Went for a holiday to the beautiful south american country of Chile,
Let me bet that up it will go the price of Guntur Chili,
Prayed that with me will be the Roman Goddess Ceres,
on lower freeze on NCDEX and as usual for me a losing series
,
Oh the thought of not having put a stop loss yet again makes me feel silly!
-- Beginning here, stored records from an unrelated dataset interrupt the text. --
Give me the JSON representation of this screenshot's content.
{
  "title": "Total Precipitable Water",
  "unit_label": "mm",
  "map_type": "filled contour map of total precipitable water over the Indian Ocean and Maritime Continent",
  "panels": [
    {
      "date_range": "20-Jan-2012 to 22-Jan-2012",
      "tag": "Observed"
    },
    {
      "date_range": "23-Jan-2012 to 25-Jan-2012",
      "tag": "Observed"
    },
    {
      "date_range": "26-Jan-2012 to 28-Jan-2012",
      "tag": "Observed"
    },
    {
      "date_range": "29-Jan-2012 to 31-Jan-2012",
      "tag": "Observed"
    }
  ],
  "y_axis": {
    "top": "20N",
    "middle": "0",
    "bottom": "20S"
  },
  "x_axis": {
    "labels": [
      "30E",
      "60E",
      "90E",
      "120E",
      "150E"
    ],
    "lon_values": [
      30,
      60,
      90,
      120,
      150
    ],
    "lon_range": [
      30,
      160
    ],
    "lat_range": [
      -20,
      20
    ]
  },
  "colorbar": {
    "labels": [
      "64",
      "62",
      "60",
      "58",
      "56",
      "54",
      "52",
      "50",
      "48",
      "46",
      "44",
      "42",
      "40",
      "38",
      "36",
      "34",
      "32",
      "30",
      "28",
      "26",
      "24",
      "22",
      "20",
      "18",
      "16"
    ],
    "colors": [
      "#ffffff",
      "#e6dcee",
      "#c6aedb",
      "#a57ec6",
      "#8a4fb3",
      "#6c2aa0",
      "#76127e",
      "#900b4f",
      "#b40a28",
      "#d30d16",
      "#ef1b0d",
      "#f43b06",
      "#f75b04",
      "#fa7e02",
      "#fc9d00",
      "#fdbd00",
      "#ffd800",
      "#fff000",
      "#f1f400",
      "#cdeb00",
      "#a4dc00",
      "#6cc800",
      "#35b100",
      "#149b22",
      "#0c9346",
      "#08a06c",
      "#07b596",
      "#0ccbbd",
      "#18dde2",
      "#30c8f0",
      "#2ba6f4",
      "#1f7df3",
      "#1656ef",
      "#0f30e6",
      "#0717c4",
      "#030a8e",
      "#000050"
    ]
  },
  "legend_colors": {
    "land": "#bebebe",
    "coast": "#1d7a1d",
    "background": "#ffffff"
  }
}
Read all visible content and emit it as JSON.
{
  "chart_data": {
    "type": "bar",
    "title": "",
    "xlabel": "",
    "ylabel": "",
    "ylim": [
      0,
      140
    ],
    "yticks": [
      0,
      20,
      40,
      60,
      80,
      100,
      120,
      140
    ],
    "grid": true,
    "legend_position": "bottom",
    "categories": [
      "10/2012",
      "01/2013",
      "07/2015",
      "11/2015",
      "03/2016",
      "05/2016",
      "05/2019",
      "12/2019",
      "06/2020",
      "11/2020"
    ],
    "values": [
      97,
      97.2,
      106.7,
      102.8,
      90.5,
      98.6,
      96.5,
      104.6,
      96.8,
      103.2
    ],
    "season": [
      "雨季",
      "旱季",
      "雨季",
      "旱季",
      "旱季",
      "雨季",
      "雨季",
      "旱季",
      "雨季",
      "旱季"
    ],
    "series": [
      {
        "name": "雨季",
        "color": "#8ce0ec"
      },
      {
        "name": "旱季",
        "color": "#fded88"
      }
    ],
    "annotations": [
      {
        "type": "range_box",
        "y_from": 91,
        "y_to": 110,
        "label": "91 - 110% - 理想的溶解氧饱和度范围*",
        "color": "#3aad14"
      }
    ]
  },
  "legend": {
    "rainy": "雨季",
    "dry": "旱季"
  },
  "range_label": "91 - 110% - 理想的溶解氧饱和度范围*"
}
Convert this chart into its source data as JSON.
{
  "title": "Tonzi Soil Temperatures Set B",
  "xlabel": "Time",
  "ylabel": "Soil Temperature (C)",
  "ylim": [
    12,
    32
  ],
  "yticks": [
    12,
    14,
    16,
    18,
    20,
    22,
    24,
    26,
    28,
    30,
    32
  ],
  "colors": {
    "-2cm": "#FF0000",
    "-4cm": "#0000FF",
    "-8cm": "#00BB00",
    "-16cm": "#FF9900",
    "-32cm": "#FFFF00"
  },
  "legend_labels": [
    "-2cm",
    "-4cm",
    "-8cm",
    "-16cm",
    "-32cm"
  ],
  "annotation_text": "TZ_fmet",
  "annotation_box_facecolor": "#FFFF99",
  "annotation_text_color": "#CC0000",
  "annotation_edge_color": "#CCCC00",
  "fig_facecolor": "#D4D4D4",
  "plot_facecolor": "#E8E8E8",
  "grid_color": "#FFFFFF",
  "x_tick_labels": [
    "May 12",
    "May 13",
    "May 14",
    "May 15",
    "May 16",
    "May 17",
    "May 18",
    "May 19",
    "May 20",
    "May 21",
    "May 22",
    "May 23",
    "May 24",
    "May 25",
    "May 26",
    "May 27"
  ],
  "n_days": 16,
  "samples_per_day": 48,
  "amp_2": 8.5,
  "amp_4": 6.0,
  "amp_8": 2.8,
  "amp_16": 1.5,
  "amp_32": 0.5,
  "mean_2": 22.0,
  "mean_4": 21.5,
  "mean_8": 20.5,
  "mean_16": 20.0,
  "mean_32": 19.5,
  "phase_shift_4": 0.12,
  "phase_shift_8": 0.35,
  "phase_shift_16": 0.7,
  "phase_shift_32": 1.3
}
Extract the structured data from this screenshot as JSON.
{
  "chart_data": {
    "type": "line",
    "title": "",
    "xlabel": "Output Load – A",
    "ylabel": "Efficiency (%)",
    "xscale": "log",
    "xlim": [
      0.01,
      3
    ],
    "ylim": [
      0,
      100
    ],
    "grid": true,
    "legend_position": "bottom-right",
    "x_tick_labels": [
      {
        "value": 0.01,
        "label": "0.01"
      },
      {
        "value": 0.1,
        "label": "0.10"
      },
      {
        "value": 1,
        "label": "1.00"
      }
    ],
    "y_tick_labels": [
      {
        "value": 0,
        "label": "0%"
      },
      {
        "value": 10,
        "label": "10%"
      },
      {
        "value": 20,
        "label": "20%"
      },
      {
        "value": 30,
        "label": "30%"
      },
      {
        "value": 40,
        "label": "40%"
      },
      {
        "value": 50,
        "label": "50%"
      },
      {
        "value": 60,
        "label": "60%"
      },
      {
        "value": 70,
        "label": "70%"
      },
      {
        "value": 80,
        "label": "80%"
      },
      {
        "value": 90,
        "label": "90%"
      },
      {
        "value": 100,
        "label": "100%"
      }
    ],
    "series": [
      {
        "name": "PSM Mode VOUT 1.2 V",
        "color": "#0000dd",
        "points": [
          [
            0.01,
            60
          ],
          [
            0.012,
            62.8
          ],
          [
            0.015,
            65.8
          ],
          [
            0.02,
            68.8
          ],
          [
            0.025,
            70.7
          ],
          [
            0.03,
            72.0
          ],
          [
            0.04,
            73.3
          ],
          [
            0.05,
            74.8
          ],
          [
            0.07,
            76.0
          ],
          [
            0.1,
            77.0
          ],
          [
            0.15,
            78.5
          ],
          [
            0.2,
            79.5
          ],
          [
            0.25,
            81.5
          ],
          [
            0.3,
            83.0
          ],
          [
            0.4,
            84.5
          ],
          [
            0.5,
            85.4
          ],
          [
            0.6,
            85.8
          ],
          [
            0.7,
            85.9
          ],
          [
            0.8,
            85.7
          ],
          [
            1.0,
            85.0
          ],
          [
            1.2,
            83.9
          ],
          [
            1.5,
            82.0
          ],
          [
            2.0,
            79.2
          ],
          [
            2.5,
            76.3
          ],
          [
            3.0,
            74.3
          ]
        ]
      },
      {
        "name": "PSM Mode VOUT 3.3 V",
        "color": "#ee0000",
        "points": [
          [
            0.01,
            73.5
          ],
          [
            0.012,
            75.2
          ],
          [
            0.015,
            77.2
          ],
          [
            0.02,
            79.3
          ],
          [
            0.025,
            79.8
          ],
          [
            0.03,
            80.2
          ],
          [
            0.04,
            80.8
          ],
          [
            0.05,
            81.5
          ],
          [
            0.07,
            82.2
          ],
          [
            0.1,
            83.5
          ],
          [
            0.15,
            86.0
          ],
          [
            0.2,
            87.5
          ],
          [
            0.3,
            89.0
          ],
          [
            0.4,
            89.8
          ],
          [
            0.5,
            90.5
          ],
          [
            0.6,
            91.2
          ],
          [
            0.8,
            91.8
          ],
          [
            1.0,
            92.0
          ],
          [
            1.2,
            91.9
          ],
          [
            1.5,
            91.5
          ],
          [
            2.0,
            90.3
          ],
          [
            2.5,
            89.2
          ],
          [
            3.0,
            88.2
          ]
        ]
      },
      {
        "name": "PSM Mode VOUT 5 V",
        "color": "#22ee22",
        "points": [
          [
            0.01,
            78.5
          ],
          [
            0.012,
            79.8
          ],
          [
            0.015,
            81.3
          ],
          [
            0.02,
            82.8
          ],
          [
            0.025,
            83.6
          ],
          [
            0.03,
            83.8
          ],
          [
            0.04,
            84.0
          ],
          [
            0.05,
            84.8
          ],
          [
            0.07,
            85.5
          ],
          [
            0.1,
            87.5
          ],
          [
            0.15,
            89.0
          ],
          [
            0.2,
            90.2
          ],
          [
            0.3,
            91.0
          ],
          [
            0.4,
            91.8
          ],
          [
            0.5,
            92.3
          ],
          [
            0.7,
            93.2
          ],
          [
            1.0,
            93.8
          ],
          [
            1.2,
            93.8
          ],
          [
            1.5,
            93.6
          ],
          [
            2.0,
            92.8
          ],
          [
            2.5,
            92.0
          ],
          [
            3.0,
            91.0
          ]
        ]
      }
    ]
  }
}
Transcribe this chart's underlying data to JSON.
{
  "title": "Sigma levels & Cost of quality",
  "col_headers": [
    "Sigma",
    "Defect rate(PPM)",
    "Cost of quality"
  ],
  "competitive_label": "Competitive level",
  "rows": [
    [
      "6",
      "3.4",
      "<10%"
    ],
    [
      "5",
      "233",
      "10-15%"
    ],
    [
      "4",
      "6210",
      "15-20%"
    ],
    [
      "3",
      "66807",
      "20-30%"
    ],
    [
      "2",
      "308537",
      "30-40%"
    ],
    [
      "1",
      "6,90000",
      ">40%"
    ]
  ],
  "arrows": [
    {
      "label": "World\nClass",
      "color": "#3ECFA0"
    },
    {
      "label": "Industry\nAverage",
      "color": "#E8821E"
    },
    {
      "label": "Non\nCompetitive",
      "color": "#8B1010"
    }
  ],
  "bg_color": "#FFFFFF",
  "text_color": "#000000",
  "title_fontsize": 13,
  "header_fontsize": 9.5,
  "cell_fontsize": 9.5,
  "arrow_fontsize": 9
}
This time on the Sheiks oil I bet waiting for the EIA to give me a cue,
I get it right this time near Richmond i will build my house facing the lovely Kew,
A golf course and a beautiful lake with a natural dam,
Listened to the data and cursed yet again "Damn",

This time with my lawyer I got to face a bigger queue.

So with no more clients left met uncle and asked him to cite,
he thought deeply and then said with a bit of foresight,
I know you are now broke and have to pay your credit card dues,
with my reference for your client you have some donts and dos,

Be honest with him and dont lie because he is the owner of the krishnampettai site,

Looked at the account statement and almost got a flu,
Took out the marlboro lights and smoked it like a flue,
Oh god as a commodity trader my career is done.
When the mafia client sees he is going to dun.

Oh god like that eagle i wish I Flew.


Once at 253 analysed and said I will buy coffee,
El nino is coming ,winning trade so pass me the toffee.
The technical analyst checked the chart called me on phone and said,
Looks to be over bought, rsi 85 so get off the bed,

At 1845 when new york opened the margin account that was a 100k gone in a jiffy.

Nothing to worry just a few more days afterall there is a santa claus,
and what else can the mafiose do the agreement has all the safety clause,
said his aide, take enough food so that you will not be weak,
and definetly be safe away from him atleast for a week,

The long ones in his hands are not nails but claws.

Front seats at the Cricket match thanks to that reuters relationship Belle,
Thought will go back to trading just before the opening bell.
After seeing sachins knock thought will get in some beer,
Forgot that mafia client who sends his clients to the bier,

Called him and said coffee sorry,for which he said "SOB going to hang uou down that Indian Thorn Bel".